Construction began in earnest in 1968, but in 1971 the rice paddy reduction policy was fully implemented, and in 1984 the plans were forced to change from creating rice paddies to creating farmland.

Meanwhile, although the embankment (Moriyama embankment) of the Honjo section (which would later become a point of contention over the merits of reclamation) was completed in 1980, opposition movements arose due to concerns over water pollution and environmental destruction, and fishermen in Lake Shinji, which would be affected by the desalination, also began to oppose the project. As a result, in May 1988, Shimane Prefecture and Tottori Prefecture requested a postponement of the implementation of the desalination project from the Ministry of Agriculture, Forestry and Fisheries, and in September, the Nakaumi Reclamation Agreement was signed to allow for the postponement.
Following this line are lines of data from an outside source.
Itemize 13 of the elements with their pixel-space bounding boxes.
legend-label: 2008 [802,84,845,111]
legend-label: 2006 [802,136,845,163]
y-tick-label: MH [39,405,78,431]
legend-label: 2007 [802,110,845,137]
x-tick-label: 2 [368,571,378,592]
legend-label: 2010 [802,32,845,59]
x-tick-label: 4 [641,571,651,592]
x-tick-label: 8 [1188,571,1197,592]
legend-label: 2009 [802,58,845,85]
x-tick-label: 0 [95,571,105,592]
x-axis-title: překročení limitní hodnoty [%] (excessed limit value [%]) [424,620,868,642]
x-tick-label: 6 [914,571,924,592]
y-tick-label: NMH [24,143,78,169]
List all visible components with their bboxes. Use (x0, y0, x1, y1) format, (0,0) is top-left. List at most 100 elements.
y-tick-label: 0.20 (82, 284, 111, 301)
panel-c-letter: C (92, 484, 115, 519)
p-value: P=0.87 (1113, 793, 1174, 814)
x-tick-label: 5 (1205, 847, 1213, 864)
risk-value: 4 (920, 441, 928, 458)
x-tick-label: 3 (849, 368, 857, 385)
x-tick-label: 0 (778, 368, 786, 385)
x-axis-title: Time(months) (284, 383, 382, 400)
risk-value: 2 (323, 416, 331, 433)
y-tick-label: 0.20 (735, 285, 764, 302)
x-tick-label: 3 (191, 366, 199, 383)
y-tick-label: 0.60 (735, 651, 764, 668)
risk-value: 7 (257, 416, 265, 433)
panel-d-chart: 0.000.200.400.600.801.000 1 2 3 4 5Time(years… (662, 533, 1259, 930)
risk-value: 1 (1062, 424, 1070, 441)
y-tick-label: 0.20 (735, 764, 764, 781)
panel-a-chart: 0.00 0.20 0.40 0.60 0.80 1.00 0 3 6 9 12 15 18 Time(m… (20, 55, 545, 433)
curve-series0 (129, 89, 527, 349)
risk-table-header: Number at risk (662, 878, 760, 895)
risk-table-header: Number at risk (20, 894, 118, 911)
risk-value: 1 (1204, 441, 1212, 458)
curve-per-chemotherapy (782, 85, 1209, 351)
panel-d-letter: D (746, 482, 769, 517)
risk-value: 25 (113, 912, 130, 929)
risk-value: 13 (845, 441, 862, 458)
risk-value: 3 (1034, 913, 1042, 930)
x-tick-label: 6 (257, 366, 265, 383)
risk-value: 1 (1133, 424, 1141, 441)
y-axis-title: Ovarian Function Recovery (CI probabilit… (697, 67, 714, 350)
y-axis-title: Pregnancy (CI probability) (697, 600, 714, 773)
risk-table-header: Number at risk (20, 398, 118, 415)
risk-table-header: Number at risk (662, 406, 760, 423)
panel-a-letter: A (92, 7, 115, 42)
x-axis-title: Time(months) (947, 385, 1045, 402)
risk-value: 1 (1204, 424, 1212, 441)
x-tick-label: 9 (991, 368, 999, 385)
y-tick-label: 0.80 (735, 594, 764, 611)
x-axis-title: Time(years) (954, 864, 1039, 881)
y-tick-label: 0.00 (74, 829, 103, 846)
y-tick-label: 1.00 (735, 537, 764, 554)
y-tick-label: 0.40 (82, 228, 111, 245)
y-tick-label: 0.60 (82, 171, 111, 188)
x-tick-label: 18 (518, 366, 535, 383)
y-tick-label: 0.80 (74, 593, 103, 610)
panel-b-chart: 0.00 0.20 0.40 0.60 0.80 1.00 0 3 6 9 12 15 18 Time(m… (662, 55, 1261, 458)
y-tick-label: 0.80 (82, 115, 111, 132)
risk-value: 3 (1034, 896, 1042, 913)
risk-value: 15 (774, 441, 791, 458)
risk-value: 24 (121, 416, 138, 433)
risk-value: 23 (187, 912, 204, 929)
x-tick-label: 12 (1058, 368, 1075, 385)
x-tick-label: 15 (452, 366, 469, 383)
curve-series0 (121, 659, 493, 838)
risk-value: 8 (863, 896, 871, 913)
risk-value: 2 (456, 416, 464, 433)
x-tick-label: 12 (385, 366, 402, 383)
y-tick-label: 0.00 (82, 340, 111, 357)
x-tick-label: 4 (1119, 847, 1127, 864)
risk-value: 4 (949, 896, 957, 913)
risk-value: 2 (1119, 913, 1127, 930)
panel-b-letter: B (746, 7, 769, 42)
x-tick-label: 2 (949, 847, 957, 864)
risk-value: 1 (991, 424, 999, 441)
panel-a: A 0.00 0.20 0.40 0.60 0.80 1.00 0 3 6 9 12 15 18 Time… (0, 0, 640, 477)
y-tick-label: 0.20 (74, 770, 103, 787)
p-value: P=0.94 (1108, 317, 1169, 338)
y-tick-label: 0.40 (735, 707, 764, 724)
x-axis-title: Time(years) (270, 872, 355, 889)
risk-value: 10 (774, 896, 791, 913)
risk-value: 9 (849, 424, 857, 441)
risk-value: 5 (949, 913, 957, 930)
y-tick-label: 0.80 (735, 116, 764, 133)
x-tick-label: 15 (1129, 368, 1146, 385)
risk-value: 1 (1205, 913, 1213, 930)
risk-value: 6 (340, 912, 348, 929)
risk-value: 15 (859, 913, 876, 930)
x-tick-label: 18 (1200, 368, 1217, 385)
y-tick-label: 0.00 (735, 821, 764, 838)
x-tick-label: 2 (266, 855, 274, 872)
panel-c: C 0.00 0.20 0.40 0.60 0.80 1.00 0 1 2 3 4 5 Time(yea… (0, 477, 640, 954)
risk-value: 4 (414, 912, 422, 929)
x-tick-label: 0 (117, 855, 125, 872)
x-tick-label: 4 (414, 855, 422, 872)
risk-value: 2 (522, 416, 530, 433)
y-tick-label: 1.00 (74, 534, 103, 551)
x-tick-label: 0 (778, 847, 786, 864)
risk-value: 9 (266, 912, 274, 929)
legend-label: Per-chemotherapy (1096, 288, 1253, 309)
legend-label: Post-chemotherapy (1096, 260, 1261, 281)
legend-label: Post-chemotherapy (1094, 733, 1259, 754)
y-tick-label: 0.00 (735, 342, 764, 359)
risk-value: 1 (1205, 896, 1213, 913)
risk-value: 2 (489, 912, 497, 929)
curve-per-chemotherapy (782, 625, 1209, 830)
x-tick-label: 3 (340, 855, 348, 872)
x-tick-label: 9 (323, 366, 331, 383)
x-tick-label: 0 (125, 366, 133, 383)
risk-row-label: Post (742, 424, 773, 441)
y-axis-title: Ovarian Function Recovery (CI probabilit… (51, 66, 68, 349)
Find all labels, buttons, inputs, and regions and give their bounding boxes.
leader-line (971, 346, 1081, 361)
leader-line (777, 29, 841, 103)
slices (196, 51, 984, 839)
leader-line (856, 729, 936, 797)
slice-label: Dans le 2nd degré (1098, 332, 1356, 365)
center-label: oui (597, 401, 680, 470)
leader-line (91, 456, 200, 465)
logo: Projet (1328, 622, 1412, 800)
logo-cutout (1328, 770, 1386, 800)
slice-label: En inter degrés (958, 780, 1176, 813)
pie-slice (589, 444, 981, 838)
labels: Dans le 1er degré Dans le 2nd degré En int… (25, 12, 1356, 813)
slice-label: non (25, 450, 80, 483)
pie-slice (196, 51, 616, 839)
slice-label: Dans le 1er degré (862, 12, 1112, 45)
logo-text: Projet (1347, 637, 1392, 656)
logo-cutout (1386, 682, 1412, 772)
The reclamation of the Honjo section was postponed.

After that, the Iya, Yasugi, and Yumihama sections were completed in 1989, and the Hikona section in 1993, but the Honjo section, which accounted for the majority of the reclamation plan (1,689 ha), continued to be postponed.

Finally, in 2000, amid a nationwide movement to "review public works," the Ministry of Agriculture, Forestry and Fisheries' Chugoku- Shikoku Agricultural Administration Office announced in April its intention to review the entire land reclamation project, citing "changes in social conditions." In July, Shimane Prefecture froze the project due to financial pressures, and in August the Ministry of Agriculture, Forestry and Fisheries decided to cancel reclamation of the Honjo section.

In 2002, the Ministry of Agriculture, Forestry and Fisheries decided to cancel the desalination project, which had been frozen for a long time. In 2005, the procedures for changing the project plan and canceling it were completed, and work began on securing water for agricultural use on the reclaimed land and disposing of facilities. Removal of the Nakaura Water Gate (constructed in 1974) and other structures began, and was completed in March 2009.

Currently, jumbo garlic and green onions are produced.

=== Storm surge damage ===
The September 2003 storm surge reached its highest water level ever recorded, causing flooding in the cities of Yonago and Matsue.  Flooding damage was also caused by storm surges in September 2002, August 2004, and September 2004.  As a result, flood control plans have been implemented, including the construction of the Obara Dam and Shizumi Dam, construction of the Hii River Floodway, which diverts the main Hii River into the Kobe River, repairs to the Ohashi River, and construction of the shorelines of Lake Shinji and Lake Nakaumi.